1983: Logan Pendergraft.

1999: Kevin Kemp, linebacker (3rd team).

Zalin Edwards of PHS was selected to participate as a replacement in the 2014 Oklahoma Coaches Association All-State Game. Other selections from the last two decades were not readily available. Apologies for all other omissions, as well.

Additional All-Staters from Osage County have included:

1919: Emmett Foley, Fairfax quarterback (2nd team); 1920: QB (2nd team) Box of Nowata; halfback William Fly of Fairfax (2nd team); 1921: Fairfax guard Quilter; 1923: guard Lester Graham of Hominy and Fairfax end Lee McMahan (3rd team); 1925: Ward Lynn of Fairfax, halfback (2nd team); 1929: end (second team) Claude Richardson of Fairfax and halfback (3rd team) Leonard (Pee Wee) McFee of Hominy; 1932: Lester Graham of Hominy, guard; 1937: Don Witcraft, center, Fairfax; 1938: Fairfax tackle Tommy Tallchief; 1939: center Wayne Adams of Hominy.

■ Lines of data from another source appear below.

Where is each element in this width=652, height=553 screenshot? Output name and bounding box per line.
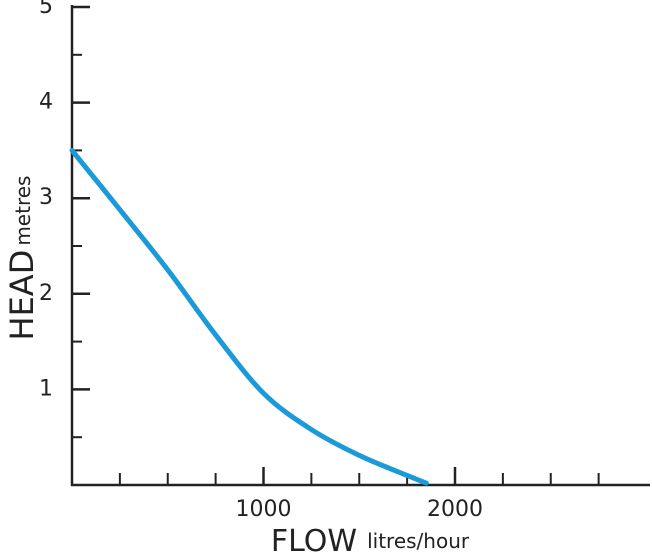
y-tick-label: 5 <box>39 0 53 19</box>
y-axis-title: HEAD metres <box>3 176 41 341</box>
x-tick-label: 2000 <box>427 497 483 522</box>
x-label: FLOW <box>271 524 357 553</box>
x-tick-label: 1000 <box>236 497 292 522</box>
y-tick-label: 1 <box>39 376 53 401</box>
y-tick-label: 3 <box>39 185 53 210</box>
curve <box>69 147 429 486</box>
x-axis-title: FLOW litres/hour <box>271 524 470 553</box>
y-label: HEAD <box>3 250 41 341</box>
x-label-unit: litres/hour <box>367 529 470 553</box>
y-tick-label: 2 <box>39 281 53 306</box>
y-label-unit: metres <box>11 176 35 246</box>
y-tick-label: 4 <box>39 90 53 115</box>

Also, 1940: Wheeler Gayton, Hominy; 1942: . guard Tom Cox of Hominy; 1943: William Kongable from Hominy; 1943: end Bill Long of Hominy; 1950: guard John Murrell, Fairfax; 1955: Don Eubanks, Fairfax, tackle; 1956: guard Berry Harrison, Fairfax; 1957: end Fred Dobbins of Hominy; 1958: tackle Curt Dobbins, Hominy 17 6-0 220; halfback Dwayne Parent, Fairfax; 1959: back Ken Rader of Hominy; 1960: fullback Harry Red Eagle, Hominy.

And, 1962: halfback Richard Dunlap of Skiatook; 1965: Bob Plummer of Hominy, tackle; Ken Mendenhall, Enid (formerly of Pawhuska), center; Coach of the Year: Alvin Duke of Enid, formerly from Pawhuska; 1970: Hominy end Jess Hudson; 1973: halfback Aaron Crawford, Hominy; 1974: halfback Jack Taylor, Skiatook, and linebacker Mike Dean of Hominy; 1975: Johnny Scott, Fairfax, split end; 1985: split end Joe Witcher and quarterback Mike Gundy, both Midwest City (the ex-Pawhuska athletic director caught passes from the current Oklahoma State coach; 1989: Scott Harmon, defensive back, Hominy.